[187] Crawfurd’s “Grammar and Dictionary of the Malay Language.”
[188] “Journal of the Indian Archipelago.” Vol. II., p. 695 (1848).
[189] Miklouho-Maclay Proc. Lin. Soc, N.S.W. Vol. X., p. 349.
[190] Miklouho-Maclay (Ibid., p. 353, 357).
[191] Crawfurd’s “Malay Dictionary.”
[192] By an easy transition from gâtah through katari to kauri we have the probable origin of the native name of the resin-yielding “Dammara australis” (Kauri Pine) of New Zealand.
[193] Miklouho-Maclay in Proc. Lin. Soc., N.S.W. Vol. X., p. 348.
The term Uri, which is applied in a slightly altered form to different fruits in the Melanesian Islands, would seem to be derived from the Indian Archipelago. Proceeding westward from the Banks Group where Ur is the name of the fruit of “Spondias dulcis,” we find that in New Georgia in the Solomon Islands Ure is a designation for fruit. In the neighbouring islands of Bougainville Straits, several species of “Ficus” and their fruits receive the name of Uri. To the westward of the Solomon Islands we come upon the same term in the Mafoor of New Guinea, where the breadfruit is known as Ur. Lastly, in the island of Ceram in the Indian Archipelago, the fruit of the banana is called Uri.[194]
[194] I am mainly indebted to Dr. Codrington’s “Melanesian Languages” for the distribution of this term.

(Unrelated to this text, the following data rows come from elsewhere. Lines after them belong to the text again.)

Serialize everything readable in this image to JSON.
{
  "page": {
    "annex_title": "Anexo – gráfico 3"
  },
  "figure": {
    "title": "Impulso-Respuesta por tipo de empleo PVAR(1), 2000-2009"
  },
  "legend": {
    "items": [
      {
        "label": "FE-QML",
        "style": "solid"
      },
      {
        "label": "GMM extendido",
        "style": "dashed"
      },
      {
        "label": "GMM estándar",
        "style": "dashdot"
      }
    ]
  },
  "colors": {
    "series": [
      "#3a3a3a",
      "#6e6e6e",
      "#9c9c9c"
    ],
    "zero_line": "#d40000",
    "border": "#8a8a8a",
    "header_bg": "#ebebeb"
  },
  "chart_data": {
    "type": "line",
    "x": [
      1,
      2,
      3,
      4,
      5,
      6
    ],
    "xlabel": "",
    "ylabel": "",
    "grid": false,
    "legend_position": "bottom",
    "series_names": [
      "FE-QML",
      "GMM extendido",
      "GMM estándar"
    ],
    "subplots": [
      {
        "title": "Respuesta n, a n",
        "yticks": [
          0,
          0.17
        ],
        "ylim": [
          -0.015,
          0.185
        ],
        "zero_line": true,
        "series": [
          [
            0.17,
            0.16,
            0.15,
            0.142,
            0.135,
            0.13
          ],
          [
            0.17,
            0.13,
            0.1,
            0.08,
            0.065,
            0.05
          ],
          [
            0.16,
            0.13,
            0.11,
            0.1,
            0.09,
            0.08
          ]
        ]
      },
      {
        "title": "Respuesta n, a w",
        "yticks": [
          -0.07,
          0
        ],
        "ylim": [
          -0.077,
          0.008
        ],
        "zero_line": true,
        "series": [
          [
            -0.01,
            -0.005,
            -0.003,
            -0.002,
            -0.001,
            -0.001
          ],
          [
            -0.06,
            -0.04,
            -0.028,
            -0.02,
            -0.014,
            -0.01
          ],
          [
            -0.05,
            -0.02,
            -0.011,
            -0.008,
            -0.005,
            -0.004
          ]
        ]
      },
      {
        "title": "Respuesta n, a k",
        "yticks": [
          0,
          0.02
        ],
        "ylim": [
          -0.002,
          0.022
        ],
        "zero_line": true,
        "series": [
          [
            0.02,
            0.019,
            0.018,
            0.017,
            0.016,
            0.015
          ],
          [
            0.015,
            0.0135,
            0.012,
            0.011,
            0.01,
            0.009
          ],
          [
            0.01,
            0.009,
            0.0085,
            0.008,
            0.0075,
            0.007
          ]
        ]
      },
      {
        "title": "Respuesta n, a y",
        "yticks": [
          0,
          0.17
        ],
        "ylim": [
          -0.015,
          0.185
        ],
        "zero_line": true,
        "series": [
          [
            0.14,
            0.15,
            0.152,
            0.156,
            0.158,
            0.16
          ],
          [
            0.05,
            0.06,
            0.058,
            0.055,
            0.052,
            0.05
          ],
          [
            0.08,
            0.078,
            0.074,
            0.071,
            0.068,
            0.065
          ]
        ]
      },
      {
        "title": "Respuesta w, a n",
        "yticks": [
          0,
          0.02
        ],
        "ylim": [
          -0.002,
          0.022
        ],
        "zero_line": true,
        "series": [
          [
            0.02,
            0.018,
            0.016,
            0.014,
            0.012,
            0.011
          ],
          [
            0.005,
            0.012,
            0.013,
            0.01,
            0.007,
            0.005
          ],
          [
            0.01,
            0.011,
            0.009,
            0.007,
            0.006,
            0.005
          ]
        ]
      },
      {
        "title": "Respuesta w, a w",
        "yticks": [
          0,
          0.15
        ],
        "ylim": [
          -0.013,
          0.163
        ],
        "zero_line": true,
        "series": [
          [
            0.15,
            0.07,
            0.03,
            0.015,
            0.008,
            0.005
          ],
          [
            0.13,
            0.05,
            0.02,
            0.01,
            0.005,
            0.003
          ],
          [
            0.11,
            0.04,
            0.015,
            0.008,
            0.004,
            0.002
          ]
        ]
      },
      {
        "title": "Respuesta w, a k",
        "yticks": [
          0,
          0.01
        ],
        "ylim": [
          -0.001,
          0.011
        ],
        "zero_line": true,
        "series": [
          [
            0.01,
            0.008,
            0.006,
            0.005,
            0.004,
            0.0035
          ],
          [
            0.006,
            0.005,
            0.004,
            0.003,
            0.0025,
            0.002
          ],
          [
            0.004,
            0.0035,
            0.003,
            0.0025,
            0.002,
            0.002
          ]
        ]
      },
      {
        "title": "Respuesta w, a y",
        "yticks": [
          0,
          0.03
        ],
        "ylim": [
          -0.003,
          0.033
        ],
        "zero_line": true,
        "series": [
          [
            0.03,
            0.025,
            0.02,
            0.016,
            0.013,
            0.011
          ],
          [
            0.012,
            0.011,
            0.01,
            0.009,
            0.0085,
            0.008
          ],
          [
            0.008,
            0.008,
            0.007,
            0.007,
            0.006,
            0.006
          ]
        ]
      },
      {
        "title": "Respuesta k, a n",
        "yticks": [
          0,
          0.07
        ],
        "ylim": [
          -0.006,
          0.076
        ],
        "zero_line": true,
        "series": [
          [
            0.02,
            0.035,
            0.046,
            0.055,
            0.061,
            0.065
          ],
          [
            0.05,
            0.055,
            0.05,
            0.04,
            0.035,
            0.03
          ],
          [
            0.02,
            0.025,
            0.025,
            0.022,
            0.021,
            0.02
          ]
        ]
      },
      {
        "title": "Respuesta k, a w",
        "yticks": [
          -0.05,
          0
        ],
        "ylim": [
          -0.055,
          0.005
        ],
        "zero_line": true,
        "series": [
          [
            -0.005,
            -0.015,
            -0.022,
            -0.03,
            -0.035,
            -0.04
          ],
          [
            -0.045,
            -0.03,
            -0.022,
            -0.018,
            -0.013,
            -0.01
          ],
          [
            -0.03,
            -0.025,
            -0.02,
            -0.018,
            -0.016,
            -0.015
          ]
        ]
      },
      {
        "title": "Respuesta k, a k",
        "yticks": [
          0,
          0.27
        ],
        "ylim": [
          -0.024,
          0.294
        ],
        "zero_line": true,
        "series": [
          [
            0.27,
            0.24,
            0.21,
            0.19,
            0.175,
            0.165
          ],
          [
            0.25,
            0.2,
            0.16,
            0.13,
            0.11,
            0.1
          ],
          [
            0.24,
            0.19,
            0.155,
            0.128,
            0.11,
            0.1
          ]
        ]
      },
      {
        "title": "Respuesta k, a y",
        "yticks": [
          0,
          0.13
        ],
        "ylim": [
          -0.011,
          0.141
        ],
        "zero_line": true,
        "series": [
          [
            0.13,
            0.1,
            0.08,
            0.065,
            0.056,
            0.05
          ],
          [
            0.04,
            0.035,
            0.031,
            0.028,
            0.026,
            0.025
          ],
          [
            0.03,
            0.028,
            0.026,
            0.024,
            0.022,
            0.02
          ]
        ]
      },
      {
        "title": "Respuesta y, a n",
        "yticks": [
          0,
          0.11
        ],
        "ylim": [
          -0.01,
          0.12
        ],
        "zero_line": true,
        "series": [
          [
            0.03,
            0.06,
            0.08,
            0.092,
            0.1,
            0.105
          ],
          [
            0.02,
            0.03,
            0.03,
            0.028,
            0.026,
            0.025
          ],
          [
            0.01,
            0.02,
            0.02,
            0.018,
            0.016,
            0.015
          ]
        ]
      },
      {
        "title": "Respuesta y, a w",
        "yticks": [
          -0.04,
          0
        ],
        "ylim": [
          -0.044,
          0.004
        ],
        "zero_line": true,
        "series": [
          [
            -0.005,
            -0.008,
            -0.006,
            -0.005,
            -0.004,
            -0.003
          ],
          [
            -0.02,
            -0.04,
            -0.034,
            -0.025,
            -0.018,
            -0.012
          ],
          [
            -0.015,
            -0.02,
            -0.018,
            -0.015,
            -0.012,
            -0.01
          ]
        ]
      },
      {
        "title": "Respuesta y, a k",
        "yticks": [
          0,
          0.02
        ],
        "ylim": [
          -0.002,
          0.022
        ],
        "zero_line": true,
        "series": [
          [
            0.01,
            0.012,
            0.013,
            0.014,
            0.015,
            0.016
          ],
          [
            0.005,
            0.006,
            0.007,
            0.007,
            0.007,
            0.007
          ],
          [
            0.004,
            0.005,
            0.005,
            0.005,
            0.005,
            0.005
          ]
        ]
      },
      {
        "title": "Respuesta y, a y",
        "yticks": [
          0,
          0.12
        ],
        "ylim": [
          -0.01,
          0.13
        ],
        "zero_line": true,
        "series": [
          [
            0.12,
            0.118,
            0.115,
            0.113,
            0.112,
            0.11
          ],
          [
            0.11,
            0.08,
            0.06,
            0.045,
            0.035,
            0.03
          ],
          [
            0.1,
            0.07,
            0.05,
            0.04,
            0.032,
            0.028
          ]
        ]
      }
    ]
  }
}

On this unequivocal evidence of one of the sources of the languages of the islands of Bougainville Straits it is unnecessary to dilate. It should, however, be remembered that other words are distinctly Polynesian in their origin, and must be sought for in the languages of the Pacific groups. Thus, whilst numa, the word for “house,” finds its counterpart in the Malay rumah and the Javanese uma, fale-fale, which also signifies a house, is the vale of the New Hebrides (Lepers Island and Aurora Island), the vale of Fiji, the fale of Samoa and Tonga, and the whare of the Maori. According to Dr. Codrington, these two words signifying a house, fale and ruma, with their various forms, have an interesting distribution. The first belongs to the eastern Pacific, and the second to the western Pacific; but they overlap in the intermediate districts as in the New Hebrides and the Solomon Islands. It is, however, significant that both these words should be included in the language of Bougainville Straits.